Broker looking to digital for organic growth but is also ready to buy.
Brightside Group is looking to boost its 150,000+ policy count across car, van and SME to 300,000+ within three to five years, according to CEO Brendan McCafferty.
“It is perfectly doable,” he told Insurance Age explaining that the target was to grow gross written premium from £100m to around £250m in the same time frame, excluding managing general agent (MGA) business.
McCafferty listed the ingredients for a successful broker as scale, a niche place in the market and having a digital agenda.
“The shareholders and I are very keen to grow this business boldly and rapidly,” he summed up.
In his view the results can be achieved organically, however Brightside is also open to buying businesses.
“We have had conversations with a couple of organisations and continue to seek them out,” McCafferty confirmed.
“It would have to add something to one of those three criteria and I’d also look quite seriously at MGAs.”
He found a business that was growing but had potential to do more and stated he was excited about the opportunities with the cornerstones and foundations in place.
Digital remains a high priority.
“It is a wide term and has become a badge that is rather unclear and opaque,” he accepted.
“I would rather describe it as the exploitation of technology.”
The focus will be across elements such as improving the multi-channel customer journey and tackling manual processes while keeping the ability to be contacted and give advice.
He noted that further combining data and technology on risk selection and pricing would in turn be integrated more with partners to deliver greater insight and valuable propositions from all.
And underpinning it all would be delivering for staff.
On the final point he highlighted that embedding technology was not designed to lead to cost cutting on roles.
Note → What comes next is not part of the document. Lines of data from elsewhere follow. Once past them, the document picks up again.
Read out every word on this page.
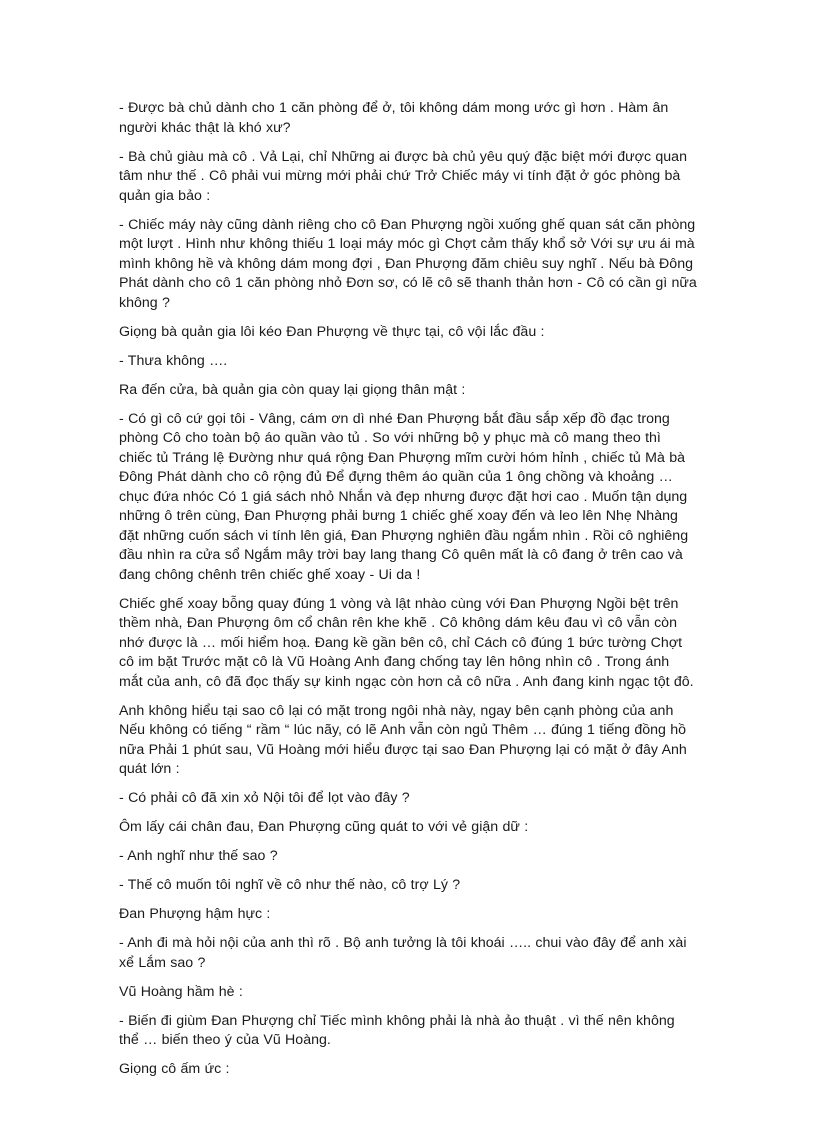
- Được bà chủ dành cho 1 căn phòng để ở, tôi không dám mong ước gì hơn . Hàm ân người khác thật là khó xư?

- Bà chủ giàu mà cô . Vả Lại, chỉ Những ai được bà chủ yêu quý đặc biệt mới được quan tâm như thế . Cô phải vui mừng mới phải chứ Trở Chiếc máy vi tính đặt ở góc phòng bà quản gia bảo :

- Chiếc máy này cũng dành riêng cho cô Đan Phượng ngồi xuống ghế quan sát căn phòng một lượt . Hình như không thiếu 1 loại máy móc gì Chợt cảm thấy khổ sở Với sự ưu ái mà mình không hề và không dám mong đợi , Đan Phượng đăm chiêu suy nghĩ . Nếu bà Đông Phát dành cho cô 1 căn phòng nhỏ Đơn sơ, có lẽ cô sẽ thanh thản hơn - Cô có cần gì nữa không ?

Giọng bà quản gia lôi kéo Đan Phượng về thực tại, cô vội lắc đầu :

- Thưa không ….

Ra đến cửa, bà quản gia còn quay lại giọng thân mật :

- Có gì cô cứ gọi tôi - Vâng, cám ơn dì nhé Đan Phượng bắt đầu sắp xếp đồ đạc trong phòng Cô cho toàn bộ áo quần vào tủ . So với những bộ y phục mà cô mang theo thì chiếc tủ Tráng lệ Đường như quá rộng Đan Phượng mĩm cười hóm hỉnh , chiếc tủ Mà bà Đông Phát dành cho cô rộng đủ Để đựng thêm áo quần của 1 ông chồng và khoảng … chục đứa nhóc Có 1 giá sách nhỏ Nhắn và đẹp nhưng được đặt hơi cao . Muốn tận dụng những ô trên cùng, Đan Phượng phải bưng 1 chiếc ghế xoay đến và leo lên Nhẹ Nhàng đặt những cuốn sách vi tính lên giá, Đan Phượng nghiên đầu ngắm nhìn . Rồi cô nghiêng đầu nhìn ra cửa sổ Ngắm mây trời bay lang thang Cô quên mất là cô đang ở trên cao và đang chông chênh trên chiếc ghế xoay - Ui da !

Chiếc ghế xoay bỗng quay đúng 1 vòng và lật nhào cùng với Đan Phượng Ngồi bệt trên thềm nhà, Đan Phượng ôm cổ chân rên khe khẽ . Cô không dám kêu đau vì cô vẫn còn nhớ được là … mối hiểm hoạ. Đang kề gần bên cô, chỉ Cách cô đúng 1 bức tường Chợt cô im bặt Trước mặt cô là Vũ Hoàng Anh đang chống tay lên hông nhìn cô . Trong ánh mắt của anh, cô đã đọc thấy sự kinh ngạc còn hơn cả cô nữa . Anh đang kinh ngạc tột đô.

Anh không hiểu tại sao cô lại có mặt trong ngôi nhà này, ngay bên cạnh phòng của anh Nếu không có tiếng “ rầm “ lúc nãy, có lẽ Anh vẫn còn ngủ Thêm … đúng 1 tiếng đồng hồ nữa Phải 1 phút sau, Vũ Hoàng mới hiểu được tại sao Đan Phượng lại có mặt ở đây Anh quát lớn :

- Có phải cô đã xin xỏ Nội tôi để lọt vào đây ?

Ôm lấy cái chân đau, Đan Phượng cũng quát to với vẻ giận dữ :

- Anh nghĩ như thế sao ?

- Thế cô muốn tôi nghĩ về cô như thế nào, cô trợ Lý ?

Đan Phượng hậm hực :

- Anh đi mà hỏi nội của anh thì rõ . Bộ anh tưởng là tôi khoái ….. chui vào đây để anh xài xể Lắm sao ?

Vũ Hoàng hầm hè :

- Biến đi giùm Đan Phượng chỉ Tiếc mình không phải là nhà ảo thuật . vì thế nên không thể … biến theo ý của Vũ Hoàng.

Giọng cô ấm ức :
In fact the 500 person headcount “will grow modestly over the years ahead”.
Brightside has long-touted the launch of its MGA Kitsune.
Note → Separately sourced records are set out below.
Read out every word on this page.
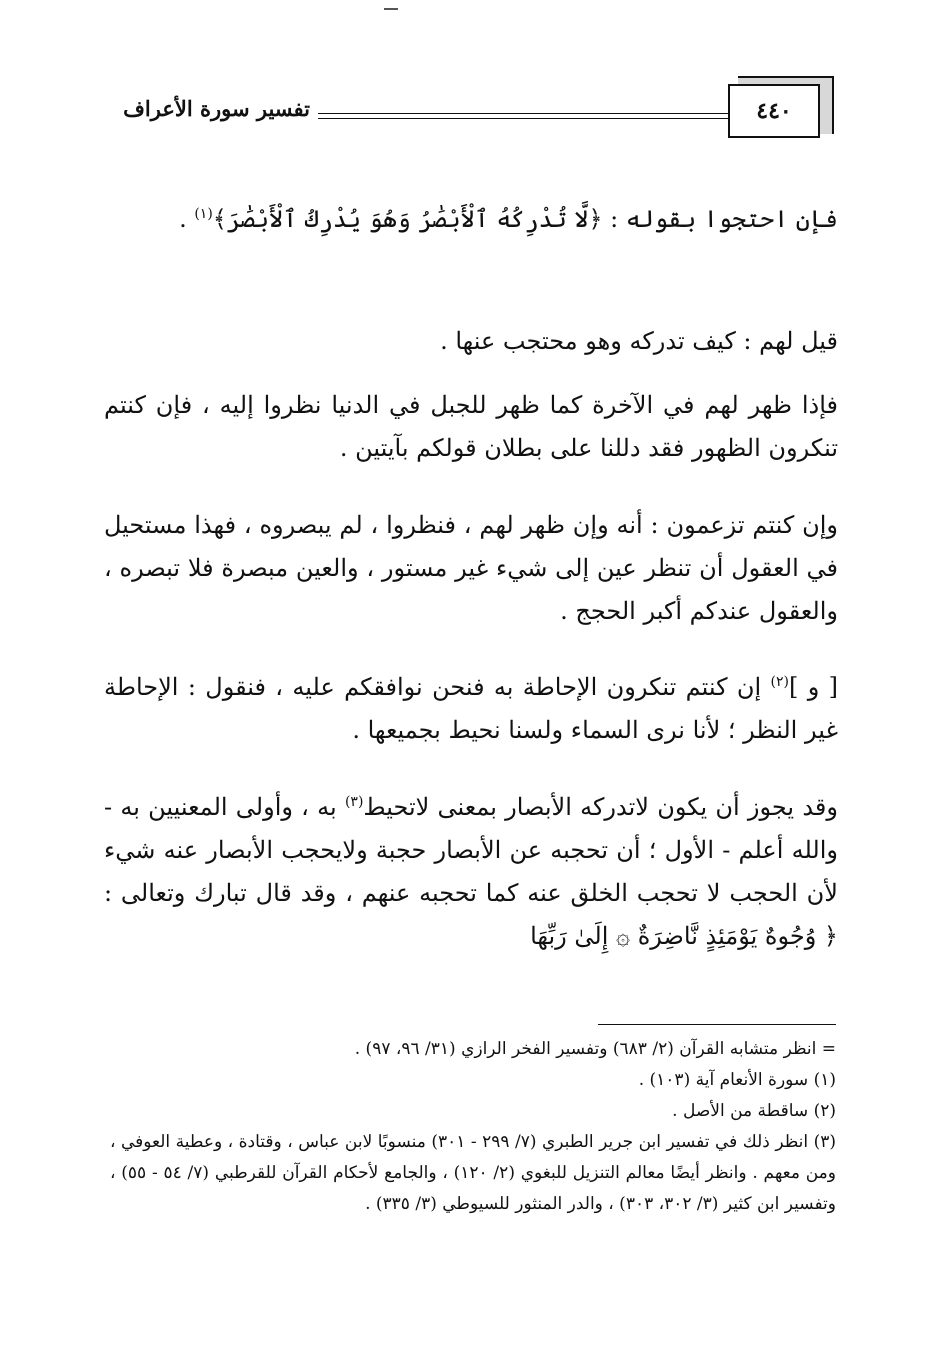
٤٤٠
تفسير سورة الأعراف

فإن احتجوا بقوله : ﴿لَّا تُدْرِكُهُ ٱلْأَبْصَٰرُ وَهُوَ يُدْرِكُ ٱلْأَبْصَٰرَ﴾$^{(١)}$ .

قيل لهم : كيف تدركه وهو محتجب عنها .

فإذا ظهر لهم في الآخرة كما ظهر للجبل في الدنيا نظروا إليه ، فإن كنتم تنكرون الظهور فقد دللنا على بطلان قولكم بآيتين .

وإن كنتم تزعمون : أنه وإن ظهر لهم ، فنظروا ، لم يبصروه ، فهذا مستحيل في العقول أن تنظر عين إلى شيء غير مستور ، والعين مبصرة فلا تبصره ، والعقول عندكم أكبر الحجج .

[ و ]$^{(٢)}$ إن كنتم تنكرون الإحاطة به فنحن نوافقكم عليه ، فنقول : الإحاطة غير النظر ؛ لأنا نرى السماء ولسنا نحيط بجميعها .

وقد يجوز أن يكون لاتدركه الأبصار بمعنى لاتحيط$^{(٣)}$ به ، وأولى المعنيين به - والله أعلم - الأول ؛ أن تحجبه عن الأبصار حجبة ولايحجب الأبصار عنه شيء لأن الحجب لا تحجب الخلق عنه كما تحجبه عنهم ، وقد قال تبارك وتعالى : ﴿ وُجُوهٌ يَوْمَئِذٍ نَّاضِرَةٌ ۞ إِلَىٰ رَبِّهَا

= انظر متشابه القرآن (٢/ ٦٨٣) وتفسير الفخر الرازي (٣١/ ٩٦، ٩٧) .

(١) سورة الأنعام آية (١٠٣) .

(٢) ساقطة من الأصل .

(٣) انظر ذلك في تفسير ابن جرير الطبري (٧/ ٢٩٩ - ٣٠١) منسوبًا لابن عباس ، وقتادة ، وعطية العوفي ، ومن معهم . وانظر أيضًا معالم التنزيل للبغوي (٢/ ١٢٠) ، والجامع لأحكام القرآن للقرطبي (٧/ ٥٤ - ٥٥) ، وتفسير ابن كثير (٣/ ٣٠٢، ٣٠٣) ، والدر المنثور للسيوطي (٣/ ٣٣٥) .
McCafferty indicated that Kitsune would be rolling out its offering imminently with mid £30m of capacity for the first 12-18 months.
“We are in the final stages now but I’m not going to be tied down to when it will happen,” he said.
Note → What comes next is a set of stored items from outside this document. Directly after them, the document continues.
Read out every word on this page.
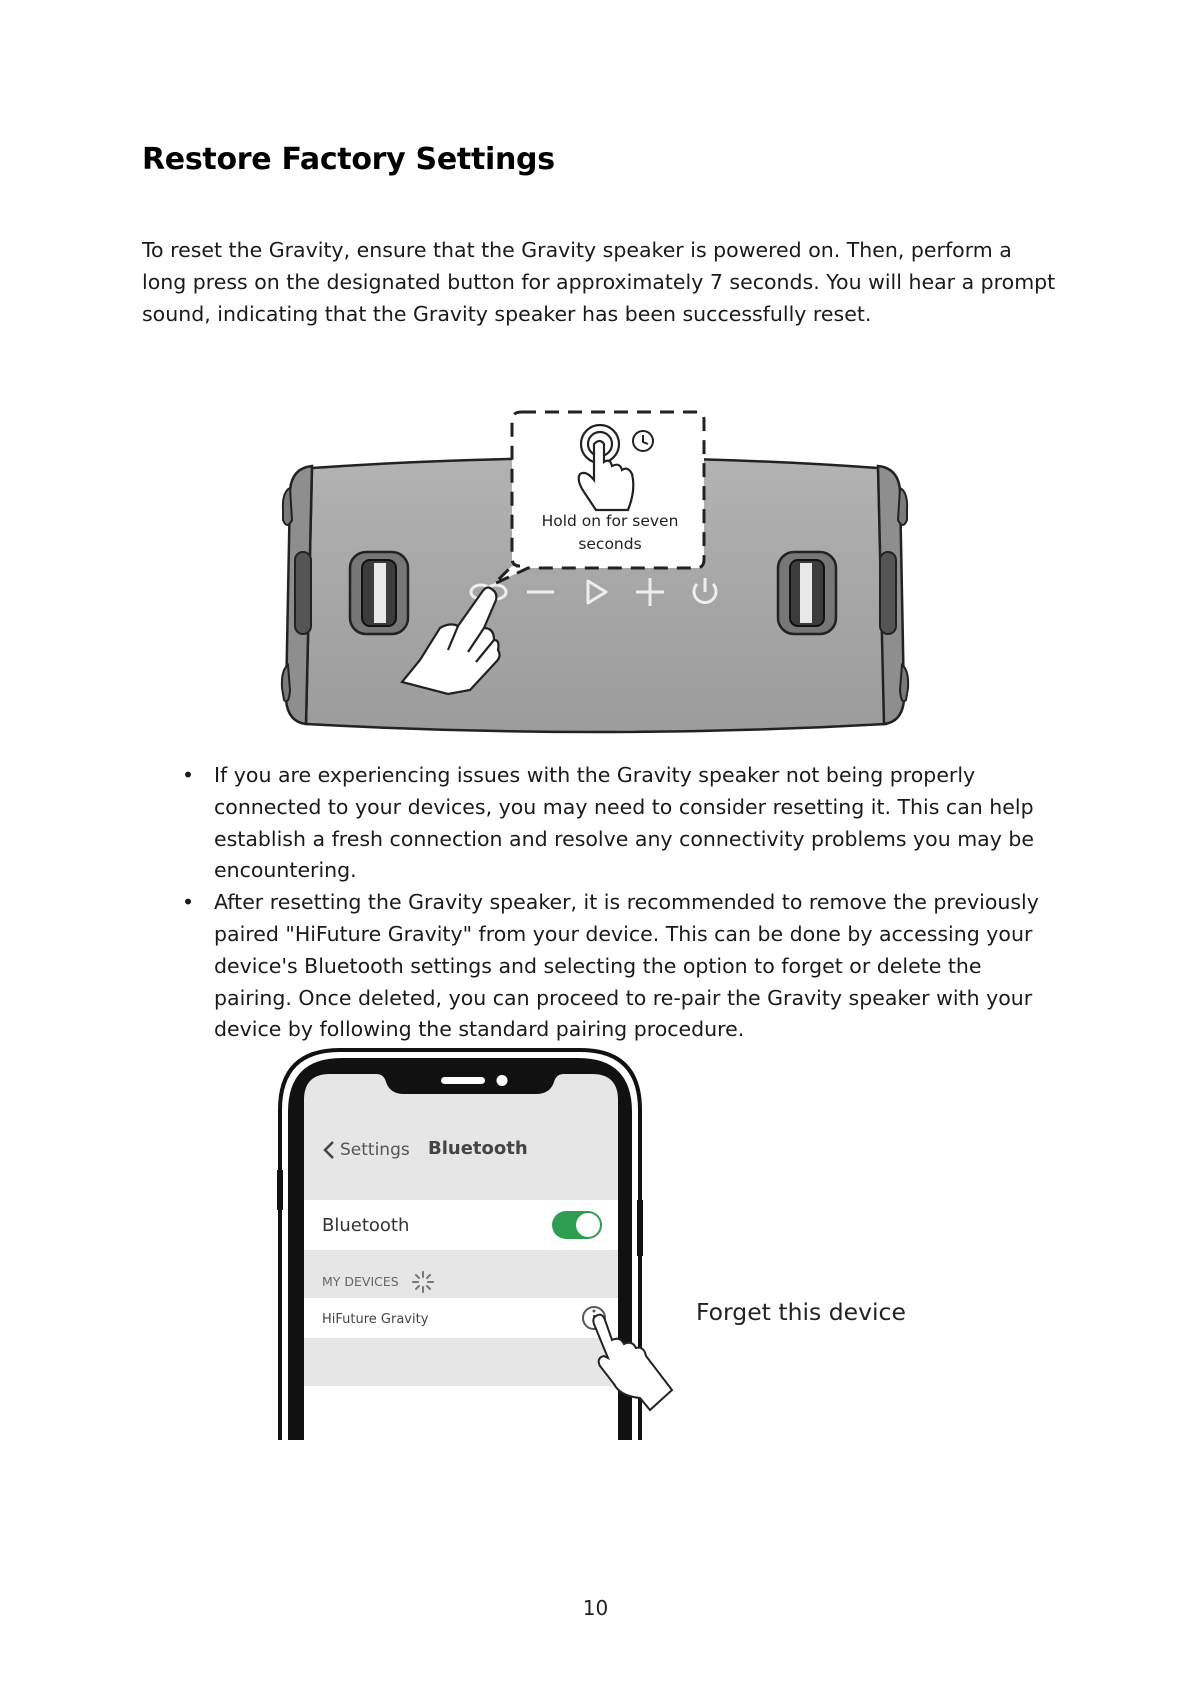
Restore Factory Settings

To reset the Gravity, ensure that the Gravity speaker is powered on. Then, perform a long press on the designated button for approximately 7 seconds. You will hear a prompt sound, indicating that the Gravity speaker has been successfully reset.

Hold on for seven
seconds
• If you are experiencing issues with the Gravity speaker not being properly connected to your devices, you may need to consider resetting it. This can help establish a fresh connection and resolve any connectivity problems you may be encountering.
• After resetting the Gravity speaker, it is recommended to remove the previously paired "HiFuture Gravity" from your device. This can be done by accessing your device's Bluetooth settings and selecting the option to forget or delete the pairing. Once deleted, you can proceed to re-pair the Gravity speaker with your device by following the standard pairing procedure.
Settings Bluetooth
Bluetooth
MY DEVICES
HiFuture Gravity	Forget this device
10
“It is not far away and will add tremendous value to the group.”
He stated that the team had done a “great job” of building expertise, infrastructure, governance and capacity however declined to name who the capacity providers were.
McCafferty’s arrival at Brightside came after just under a year as UK CEO intermediated and direct at Axa.
His departure surprised the market however he underlined that he was still a “big fan” of Axa and had moved on.
“I’m not going to talk about Axa,” he repeated.
“I enjoyed my time there and benefited from it.”
As well as running an insurer his CV also includes Willis and Flood Re which he said showed the experience of a “growth and change agenda” that he was bringing to Brightside.
“That is very much what Brightside is about,” he pointed out.
“It is a business that has to adapt and be radical.”
Private equity business Anacap has owned the business since 2014 and McCafferty said his experience of them was they were helpful and proactive.
“They are deeply interested in the mechanics of the business. They are very focused on the data and so am I. There is a natural fit between us.”
Adding: “They don’t get confused in who is running the business.”
The four year ownership though has led to speculation in the market that Anacap could be poised to sell up.
“They are in the business of buying and selling businesses,” he observed.
“It is natural to think that Anacap would want to sell the business in the not too distant future.”
However he stressed that he did not think “the flash to bang on any transaction is at all imminent”.
Instead he said he believes Anacap will still be the owner in a year’s time.
“They know the business has got tremendous growth potential and we are yet to launch the MGA which has been a huge investment for them.”
In its 2017 results Brightside posted a loss of £10m.
McCafferty argued the company was, and is, profitable stressing the impact of exceptional items and that Ebitda had risen – it increased from £3.9m in 2016 to £5.1m.
“The Ebitda will improve year on year,” he predicted but declined to be drawn on whether the post-tax result would be written in black ink rather than red.
“I’m not going to reveal that at the moment. I’m not going to reveal the results ahead of time, that would be a completely inappropriate thing to do.”
Since McCafferty joined he has seen an end to the litigation that has surrounded the business and has restructured the management.
David Sweeney, managing director of insurance, has left the company which is now looking for a chief operating officer (COO) instead.
The COO will be tasked with creating the headroom to focus on sharing the digital agenda across the organisation.
“We have business in Southampton, Torquay and Bristol that are very successful, that will continue to be the case,” McCafferty concluded.
“I’m a great fan of giving people a sense of ownership of their businesses and letting them concentrate on what they are good at.”